De novo characterization of Larix gmelinii (Rupr.) Rupr. transcriptome and analysis of its gene expression induced by jasmonates

Abstract

Background: Larix gmelinii is a dominant tree species in China's boreal forests and plays an important role in the coniferous ecosystem. It is also one of the most economically important tree species in the Chinese timber industry due to excellent water resistance and anti-corrosion of its wood products. Unfortunately, in Northeast China, L. gmelinii often suffers from serious attacks by diseases and insects. The application of exogenous volatile semiochemicals may induce and enhance its resistance against insect or disease attacks; however, little is known regarding the genes and molecular mechanisms related to induced resistance.

Results: We performed de novo sequencing and assembly of the L. gmelinii transcriptome using a short read sequencing technology (Illumina). Chemical defenses of L. gmelinii seedlings were induced with jasmonic acid (JA) or methyl jasmonate (MeJA) for 6 hours. Transcriptomes were compared between seedlings induced by JA, MeJA and untreated controls using a tag-based digital gene expression profiling system. In a single run, 25,977,782 short reads were produced and 51,157 unigenes were obtained with a mean length of 517 nt. We sequenced 3 digital gene expression libraries and generated between 3.5 and 5.9 million raw tags, and obtained 52,040 reliable reference genes after removing redundancy. The expression of disease/insect-resistance genes (e.g., phenylalanine ammonialyase, coumarate 3-hydroxylase, lipoxygenase, allene oxide synthase and allene oxide cyclase) was up-regulated. The expression profiles of some abundant genes under different elicitor treatment were studied by using real-time qRT-PCR.The results showed that the expression levels of disease/insect-resistance genes in the seedling samples induced by JA and MeJA were higher than those in the control group. The seedlings induced with MeJA elicited the strongest increases in disease/insect-resistance genes.

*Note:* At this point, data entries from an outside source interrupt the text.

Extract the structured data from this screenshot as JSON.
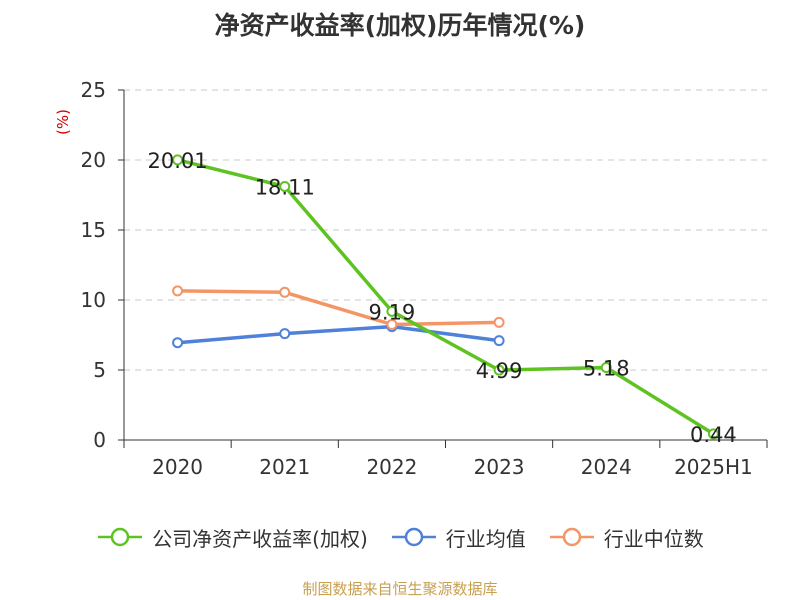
{
  "title": "净资产收益率(加权)历年情况(%)",
  "unit_label": "(%)",
  "source": "制图数据来自恒生聚源数据库",
  "colors": {
    "company": "#5ec321",
    "industry_avg": "#4f81d9",
    "industry_median": "#f49566",
    "grid": "#c8c8c8",
    "axis": "#333333"
  },
  "chart_data": {
    "type": "line",
    "title": "净资产收益率(加权)历年情况(%)",
    "xlabel": "",
    "ylabel": "(%)",
    "categories": [
      "2020",
      "2021",
      "2022",
      "2023",
      "2024",
      "2025H1"
    ],
    "ylim": [
      0,
      25
    ],
    "yticks": [
      0,
      5,
      10,
      15,
      20,
      25
    ],
    "grid": true,
    "legend_position": "bottom",
    "series": [
      {
        "name": "公司净资产收益率(加权)",
        "values": [
          20.01,
          18.11,
          9.19,
          4.99,
          5.18,
          0.44
        ],
        "data_labels": [
          "20.01",
          "18.11",
          "9.19",
          "4.99",
          "5.18",
          "0.44"
        ],
        "color": "#5ec321"
      },
      {
        "name": "行业均值",
        "values": [
          6.95,
          7.6,
          8.1,
          7.1,
          null,
          null
        ],
        "color": "#4f81d9"
      },
      {
        "name": "行业中位数",
        "values": [
          10.65,
          10.55,
          8.25,
          8.4,
          null,
          null
        ],
        "color": "#f49566"
      }
    ]
  }
}
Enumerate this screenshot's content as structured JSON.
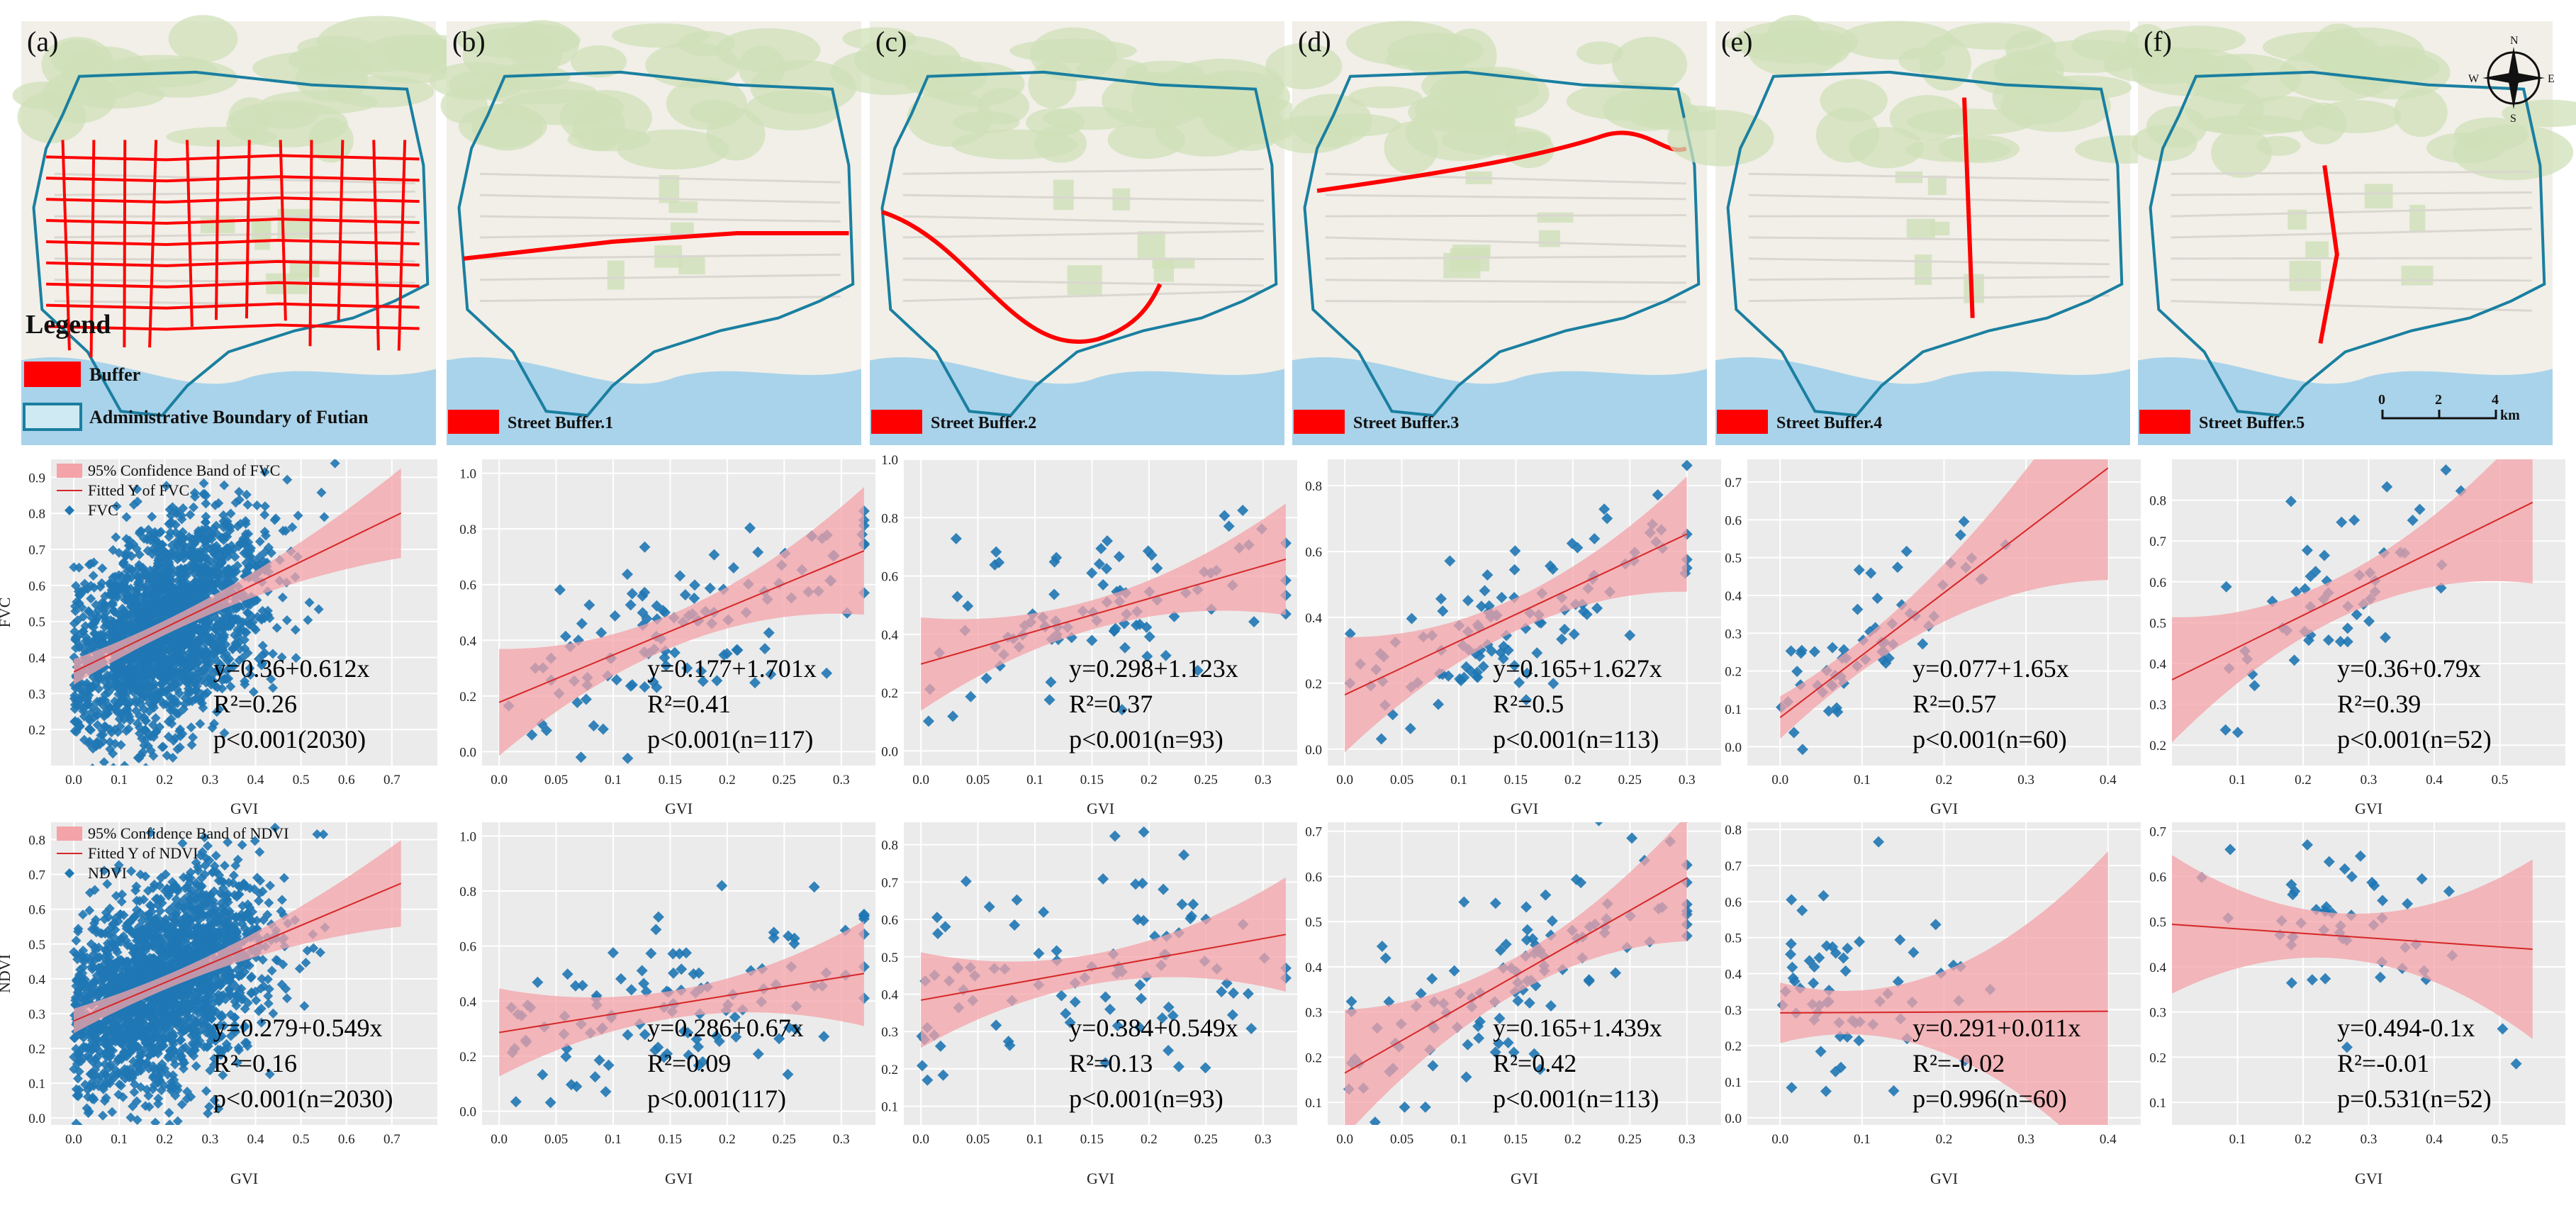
{
  "colors": {
    "point": "#1f77b4",
    "band": "#f4a3a8",
    "fitline": "#d62728",
    "boundary": "#1a7fa0",
    "buffer": "#ff0000",
    "plot_bg": "#ebebeb",
    "map_land": "#f1efe8",
    "map_green": "#cfe0b8",
    "map_water": "#a9d3ea"
  },
  "maps": [
    {
      "label": "(a)",
      "street": "",
      "buffer_style": "network"
    },
    {
      "label": "(b)",
      "street": "Street Buffer.1",
      "buffer_style": "horizontal"
    },
    {
      "label": "(c)",
      "street": "Street Buffer.2",
      "buffer_style": "arc"
    },
    {
      "label": "(d)",
      "street": "Street Buffer.3",
      "buffer_style": "north"
    },
    {
      "label": "(e)",
      "street": "Street Buffer.4",
      "buffer_style": "vertical-east"
    },
    {
      "label": "(f)",
      "street": "Street Buffer.5",
      "buffer_style": "vertical-center"
    }
  ],
  "map_legend": {
    "title": "Legend",
    "buffer": "Buffer",
    "boundary": "Administrative Boundary of Futian"
  },
  "compass": {
    "n": "N",
    "s": "S",
    "e": "E",
    "w": "W"
  },
  "scale_bar": {
    "ticks": [
      "0",
      "2",
      "4"
    ],
    "unit": "km"
  },
  "fvc_legend": {
    "band": "95% Confidence Band of FVC",
    "fit": "Fitted Y of FVC",
    "points": "FVC"
  },
  "ndvi_legend": {
    "band": "95% Confidence Band of NDVI",
    "fit": "Fitted Y of NDVI",
    "points": "NDVI"
  },
  "chart_data": [
    {
      "type": "scatter",
      "row": "FVC",
      "panel": 1,
      "xlabel": "GVI",
      "ylabel": "FVC",
      "xlim": [
        -0.05,
        0.8
      ],
      "xticks": [
        0.0,
        0.1,
        0.2,
        0.3,
        0.4,
        0.5,
        0.6,
        0.7
      ],
      "ylim": [
        0.1,
        0.95
      ],
      "yticks": [
        0.2,
        0.3,
        0.4,
        0.5,
        0.6,
        0.7,
        0.8,
        0.9
      ],
      "intercept": 0.36,
      "slope": 0.612,
      "band_width": 0.02,
      "n": 2030,
      "x_center": 0.2,
      "x_spread": 0.11,
      "x_max": 0.72,
      "noise": 0.14,
      "equation": "y=0.36+0.612x",
      "r2": "R²=0.26",
      "p": "p<0.001(2030)"
    },
    {
      "type": "scatter",
      "row": "FVC",
      "panel": 2,
      "xlabel": "GVI",
      "xlim": [
        -0.015,
        0.33
      ],
      "xticks": [
        0.0,
        0.05,
        0.1,
        0.15,
        0.2,
        0.25,
        0.3
      ],
      "ylim": [
        -0.05,
        1.05
      ],
      "yticks": [
        0.0,
        0.2,
        0.4,
        0.6,
        0.8,
        1.0
      ],
      "intercept": 0.177,
      "slope": 1.701,
      "band_width": 0.06,
      "n": 117,
      "x_center": 0.15,
      "x_spread": 0.09,
      "x_max": 0.32,
      "noise": 0.15,
      "equation": "y=0.177+1.701x",
      "r2": "R²=0.41",
      "p": "p<0.001(n=117)"
    },
    {
      "type": "scatter",
      "row": "FVC",
      "panel": 3,
      "xlabel": "GVI",
      "xlim": [
        -0.015,
        0.33
      ],
      "xticks": [
        0.0,
        0.05,
        0.1,
        0.15,
        0.2,
        0.25,
        0.3
      ],
      "ylim": [
        -0.05,
        1.0
      ],
      "yticks": [
        0.0,
        0.2,
        0.4,
        0.6,
        0.8,
        1.0
      ],
      "intercept": 0.298,
      "slope": 1.123,
      "band_width": 0.05,
      "n": 93,
      "x_center": 0.15,
      "x_spread": 0.09,
      "x_max": 0.32,
      "noise": 0.13,
      "equation": "y=0.298+1.123x",
      "r2": "R²=0.37",
      "p": "p<0.001(n=93)"
    },
    {
      "type": "scatter",
      "row": "FVC",
      "panel": 4,
      "xlabel": "GVI",
      "xlim": [
        -0.015,
        0.33
      ],
      "xticks": [
        0.0,
        0.05,
        0.1,
        0.15,
        0.2,
        0.25,
        0.3
      ],
      "ylim": [
        -0.05,
        0.88
      ],
      "yticks": [
        0.0,
        0.2,
        0.4,
        0.6,
        0.8
      ],
      "intercept": 0.165,
      "slope": 1.627,
      "band_width": 0.05,
      "n": 113,
      "x_center": 0.15,
      "x_spread": 0.08,
      "x_max": 0.3,
      "noise": 0.11,
      "equation": "y=0.165+1.627x",
      "r2": "R²=0.5",
      "p": "p<0.001(n=113)"
    },
    {
      "type": "scatter",
      "row": "FVC",
      "panel": 5,
      "xlabel": "GVI",
      "xlim": [
        -0.04,
        0.44
      ],
      "xticks": [
        0.0,
        0.1,
        0.2,
        0.3,
        0.4
      ],
      "ylim": [
        -0.05,
        0.76
      ],
      "yticks": [
        0.0,
        0.1,
        0.2,
        0.3,
        0.4,
        0.5,
        0.6,
        0.7
      ],
      "intercept": 0.077,
      "slope": 1.65,
      "band_width": 0.04,
      "n": 60,
      "x_center": 0.08,
      "x_spread": 0.08,
      "x_max": 0.4,
      "noise": 0.09,
      "equation": "y=0.077+1.65x",
      "r2": "R²=0.57",
      "p": "p<0.001(n=60)"
    },
    {
      "type": "scatter",
      "row": "FVC",
      "panel": 6,
      "xlabel": "GVI",
      "xlim": [
        0.0,
        0.6
      ],
      "xticks": [
        0.1,
        0.2,
        0.3,
        0.4,
        0.5
      ],
      "ylim": [
        0.15,
        0.9
      ],
      "yticks": [
        0.2,
        0.3,
        0.4,
        0.5,
        0.6,
        0.7,
        0.8
      ],
      "intercept": 0.36,
      "slope": 0.79,
      "band_width": 0.05,
      "n": 52,
      "x_center": 0.25,
      "x_spread": 0.1,
      "x_max": 0.55,
      "noise": 0.1,
      "equation": "y=0.36+0.79x",
      "r2": "R²=0.39",
      "p": "p<0.001(n=52)"
    },
    {
      "type": "scatter",
      "row": "NDVI",
      "panel": 1,
      "xlabel": "GVI",
      "ylabel": "NDVI",
      "xlim": [
        -0.05,
        0.8
      ],
      "xticks": [
        0.0,
        0.1,
        0.2,
        0.3,
        0.4,
        0.5,
        0.6,
        0.7
      ],
      "ylim": [
        -0.02,
        0.85
      ],
      "yticks": [
        0.0,
        0.1,
        0.2,
        0.3,
        0.4,
        0.5,
        0.6,
        0.7,
        0.8
      ],
      "intercept": 0.279,
      "slope": 0.549,
      "band_width": 0.02,
      "n": 2030,
      "x_center": 0.2,
      "x_spread": 0.11,
      "x_max": 0.72,
      "noise": 0.14,
      "equation": "y=0.279+0.549x",
      "r2": "R²=0.16",
      "p": "p<0.001(n=2030)"
    },
    {
      "type": "scatter",
      "row": "NDVI",
      "panel": 2,
      "xlabel": "GVI",
      "xlim": [
        -0.015,
        0.33
      ],
      "xticks": [
        0.0,
        0.05,
        0.1,
        0.15,
        0.2,
        0.25,
        0.3
      ],
      "ylim": [
        -0.05,
        1.05
      ],
      "yticks": [
        0.0,
        0.2,
        0.4,
        0.6,
        0.8,
        1.0
      ],
      "intercept": 0.286,
      "slope": 0.67,
      "band_width": 0.05,
      "n": 117,
      "x_center": 0.15,
      "x_spread": 0.09,
      "x_max": 0.32,
      "noise": 0.14,
      "equation": "y=0.286+0.67x",
      "r2": "R²=0.09",
      "p": "p<0.001(117)"
    },
    {
      "type": "scatter",
      "row": "NDVI",
      "panel": 3,
      "xlabel": "GVI",
      "xlim": [
        -0.015,
        0.33
      ],
      "xticks": [
        0.0,
        0.05,
        0.1,
        0.15,
        0.2,
        0.25,
        0.3
      ],
      "ylim": [
        0.05,
        0.86
      ],
      "yticks": [
        0.1,
        0.2,
        0.3,
        0.4,
        0.5,
        0.6,
        0.7,
        0.8
      ],
      "intercept": 0.384,
      "slope": 0.549,
      "band_width": 0.04,
      "n": 93,
      "x_center": 0.15,
      "x_spread": 0.09,
      "x_max": 0.32,
      "noise": 0.13,
      "equation": "y=0.384+0.549x",
      "r2": "R²=0.13",
      "p": "p<0.001(n=93)"
    },
    {
      "type": "scatter",
      "row": "NDVI",
      "panel": 4,
      "xlabel": "GVI",
      "xlim": [
        -0.015,
        0.33
      ],
      "xticks": [
        0.0,
        0.05,
        0.1,
        0.15,
        0.2,
        0.25,
        0.3
      ],
      "ylim": [
        0.05,
        0.72
      ],
      "yticks": [
        0.1,
        0.2,
        0.3,
        0.4,
        0.5,
        0.6,
        0.7
      ],
      "intercept": 0.165,
      "slope": 1.439,
      "band_width": 0.04,
      "n": 113,
      "x_center": 0.15,
      "x_spread": 0.08,
      "x_max": 0.3,
      "noise": 0.09,
      "equation": "y=0.165+1.439x",
      "r2": "R²=0.42",
      "p": "p<0.001(n=113)"
    },
    {
      "type": "scatter",
      "row": "NDVI",
      "panel": 5,
      "xlabel": "GVI",
      "xlim": [
        -0.04,
        0.44
      ],
      "xticks": [
        0.0,
        0.1,
        0.2,
        0.3,
        0.4
      ],
      "ylim": [
        -0.02,
        0.82
      ],
      "yticks": [
        0.0,
        0.1,
        0.2,
        0.3,
        0.4,
        0.5,
        0.6,
        0.7,
        0.8
      ],
      "intercept": 0.291,
      "slope": 0.011,
      "band_width": 0.06,
      "n": 60,
      "x_center": 0.08,
      "x_spread": 0.08,
      "x_max": 0.4,
      "noise": 0.14,
      "equation": "y=0.291+0.011x",
      "r2": "R²=-0.02",
      "p": "p=0.996(n=60)"
    },
    {
      "type": "scatter",
      "row": "NDVI",
      "panel": 6,
      "xlabel": "GVI",
      "xlim": [
        0.0,
        0.6
      ],
      "xticks": [
        0.1,
        0.2,
        0.3,
        0.4,
        0.5
      ],
      "ylim": [
        0.05,
        0.72
      ],
      "yticks": [
        0.1,
        0.2,
        0.3,
        0.4,
        0.5,
        0.6,
        0.7
      ],
      "intercept": 0.494,
      "slope": -0.1,
      "band_width": 0.05,
      "n": 52,
      "x_center": 0.25,
      "x_spread": 0.1,
      "x_max": 0.55,
      "noise": 0.11,
      "equation": "y=0.494-0.1x",
      "r2": "R²=-0.01",
      "p": "p=0.531(n=52)"
    }
  ]
}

Conclusions: Both JA and MeJA induced seedlings of L. gmelinii showed significantly increased expression of disease/insect-resistance genes. MeJA seemed to have a stronger induction effect than JA on expression of disease/insect-resistance related genes. This study provides sequence resources for L. gmelinii research and will help us to better understand the functions of disease/insect-resistance genes and the molecular mechanisms of secondary metabolisms in L. gmelinii.

Figure 1

Histogram presentation of gene ontology classification. The results are summarized in three main categories: biological process, cellular component and molecular function. The left y-axis indicates the percentage of genes for each function belonging to a main category of genes in that main category; the right y-axis indicates the correspondent number of genes.

Figure 2

Phenylalanine, tyrosine and tryptophan biosynthesis pathway induced by MeJA treatment. Black borders: Pathway; up-regulated genes are marked with red; down-regulated genes are marked with green.

Figure 3

qRT-PCR validation of DGE tag data. The x-axis indicates treatment method. The y-axis indicates relative expression level. The following selection of genes were tested with their description. (A) phenylalanine ammonialyase (Unigene 46956), (B) cinnamate 4-hydroxylase (Unigene 47342). (C) 4-coumarate-CoA ligase (Unigene 11155), (D)  trans-cinnamate 4-monooxygenase (Unigene 20026), (E) caffeic acid 3-O-methyltransferase (Unigene 15709), (F) caffeoyl-CoA O-methyltransferase (Unigene 16480).